If an invitation isn’t looking likely, in your shoes I would be a bit hurt too, but I would look for a nice hotel or holiday, and have the sort of day I wanted.

GrandmaMoira Thu 02-Aug-18 09:44:57

I've been doing the whole Christmas thing for 40 years and do find it very tiring. It's not just the dinner, it's buying and wrapping presents, decorating the house, food shopping, clearing up etc. It was easier when my husband was alive to take on some of it.

bikergran Thu 02-Aug-18 09:59:49

My mum always! did xmas dinner wasn't until I was a lot lot older (in fact about 10 yrs ago) that I realised my mum is now a lot older gets tired but a young 83. smileand is too much for her, thats why as a family "we" now dont let mum cook xmas dinner etc anyway she hasn't the room any more. and she is 83.
I think we just always presume mum "wants" to cook xmas dinner.

annep Thu 02-Aug-18 10:21:03

I think when I find present buying etc too much I will just tell everyone I am only doing immediate family from now on ie children grandchildren. And give each family a moderate gift token.

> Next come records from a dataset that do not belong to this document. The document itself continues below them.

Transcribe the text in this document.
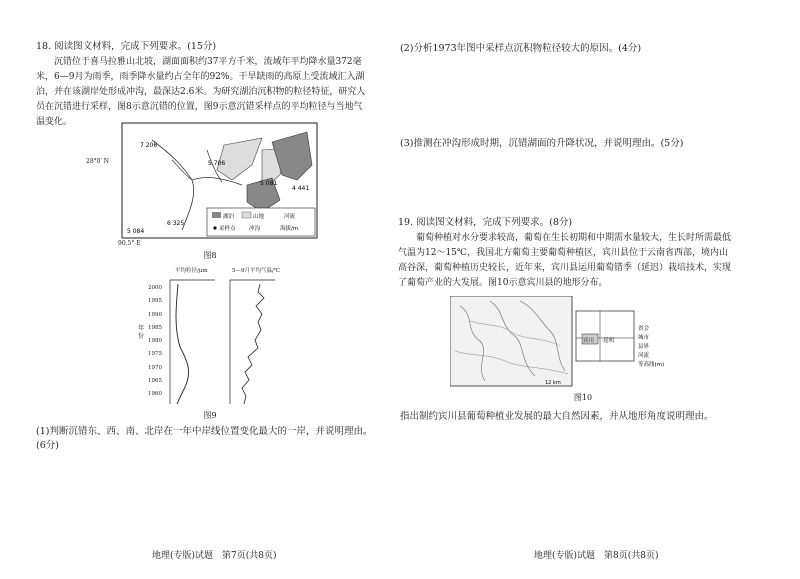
18. 阅读图文材料，完成下列要求。(15分)
沉错位于喜马拉雅山北坡，湖面面积约37平方千米，流域年平均降水量372毫米，6—9月为雨季，雨季降水量约占全年的92%。干旱缺雨的高原上受流域汇入湖泊，并在该湖岸处形成冲沟，最深达2.6米。为研究湖泊沉积物的粒径特征，研究人员在沉错进行采样，图8示意沉错的位置，图9示意沉错采样点的平均粒径与当地气温变化。
7 206
5 706
5 081
4 441
6 325
5 084
湖泊	山地	河流
采样点 冲沟	海拔/m
28°0′ N
90.5° E
图8
平均粒径/μm	5—9月平均气温/℃
2000
1995
1990
1985
1980
1975
1970
1965
1960
年份
图9
(1)判断沉错东、西、南、北岸在一年中岸线位置变化最大的一岸，并说明理由。(6分)
地理(专版)试题　第7页(共8页)
(2)分析1973年图中采样点沉积物粒径较大的原因。(4分)
(3)推测在冲沟形成时期，沉错湖面的升降状况，并说明理由。(5分)
19. 阅读图文材料，完成下列要求。(8分)
葡萄种植对水分要求较高，葡萄在生长初期和中期需水量较大，生长时所需最低气温为12～15℃，我国北方葡萄主要葡萄种植区，宾川县位于云南省西部，境内山高谷深，葡萄种植历史较长，近年来，宾川县运用葡萄错季（延迟）栽培技术，实现了葡萄产业的大发展。图10示意宾川县的地形分布。
省会
城市
县界
河流
等高线(m)
宾川 昆明
12 km
图10
指出制约宾川县葡萄种植业发展的最大自然因素，并从地形角度说明理由。
地理(专版)试题　第8页(共8页)
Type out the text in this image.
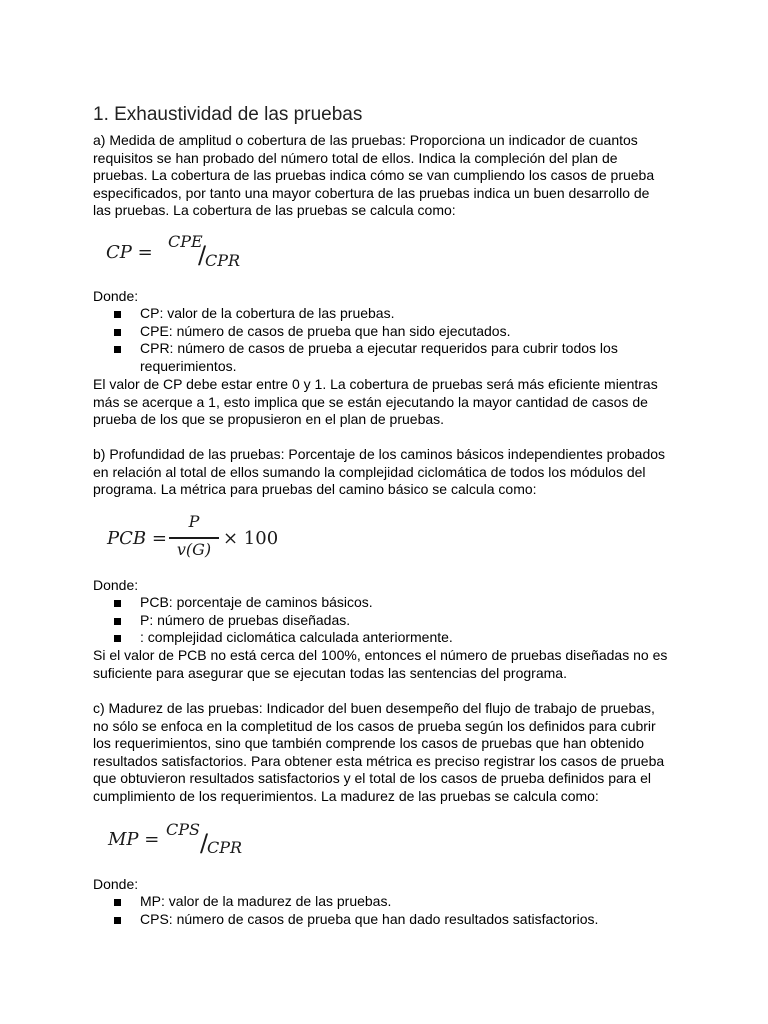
1. Exhaustividad de las pruebas

a) Medida de amplitud o cobertura de las pruebas: Proporciona un indicador de cuantos
requisitos se han probado del número total de ellos. Indica la compleción del plan de
pruebas. La cobertura de las pruebas indica cómo se van cumpliendo los casos de prueba
especificados, por tanto una mayor cobertura de las pruebas indica un buen desarrollo de
las pruebas. La cobertura de las pruebas se calcula como:

CP =
CPE
/
CPR
Donde:
CP: valor de la cobertura de las pruebas.
CPE: número de casos de prueba que han sido ejecutados.
CPR: número de casos de prueba a ejecutar requeridos para cubrir todos los
requerimientos.

El valor de CP debe estar entre 0 y 1. La cobertura de pruebas será más eficiente mientras
más se acerque a 1, esto implica que se están ejecutando la mayor cantidad de casos de
prueba de los que se propusieron en el plan de pruebas.

b) Profundidad de las pruebas: Porcentaje de los caminos básicos independientes probados
en relación al total de ellos sumando la complejidad ciclomática de todos los módulos del
programa. La métrica para pruebas del camino básico se calcula como:

PCB =
P
v(G)
× 100
Donde:
PCB: porcentaje de caminos básicos.
P: número de pruebas diseñadas.
: complejidad ciclomática calculada anteriormente.

Si el valor de PCB no está cerca del 100%, entonces el número de pruebas diseñadas no es
suficiente para asegurar que se ejecutan todas las sentencias del programa.

c) Madurez de las pruebas: Indicador del buen desempeño del flujo de trabajo de pruebas,
no sólo se enfoca en la completitud de los casos de prueba según los definidos para cubrir
los requerimientos, sino que también comprende los casos de pruebas que han obtenido
resultados satisfactorios. Para obtener esta métrica es preciso registrar los casos de prueba
que obtuvieron resultados satisfactorios y el total de los casos de prueba definidos para el
cumplimiento de los requerimientos. La madurez de las pruebas se calcula como:

MP = CPS /
CPR
Donde:
MP: valor de la madurez de las pruebas.
CPS: número de casos de prueba que han dado resultados satisfactorios.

Willow500 Thu 02-Aug-18 10:26:12

As I've said in the other thread our Christmasses have changed so much over the years. I always did Christmas dinner here then a big party on Boxing Day for all the extended family. We loved it - Dad cutting the turkey up and making the gravy etc. Then granddaughters arrived and it was even better but by then youngest son had moved to London and would come to stay with his gf - he'd always helped me prepare everything so still did this. Everything changed though when eldest moved 200 miles away with the girls, youngest split with gf (here just after Christmas which was awful) and parents developed dementia. One year it was just the four of us and parents had colds so had no idea what day it was or where they were, the following year just us two and my dad as Mum was in care and got too distressed when we tried to bring her home for her dinner. We've had a year when my NZ DIL's parents came over to stay, a year where we went to London for lunch cooked by youngest and a year where we went to the pub on our own. Last year was chaos with NZ family here with little grandsons but great fun - sadly we can't afford that again for a while. Each year brings new changes and this year will probably be no exception.

If you are fed up of cooking the dinner suggest that you have a change and either say you'll provide the turkey if everyone else brings the other dishes, or suggest going out for lunch this year as you want to spend time with your family rather than in the kitchen. Hopefully someone will then say come to us instead!

FarNorth Thu 02-Aug-18 10:35:24

They think you want to do it.

Get in early - now - to say you won't be doing it any more as it's getting too much for you.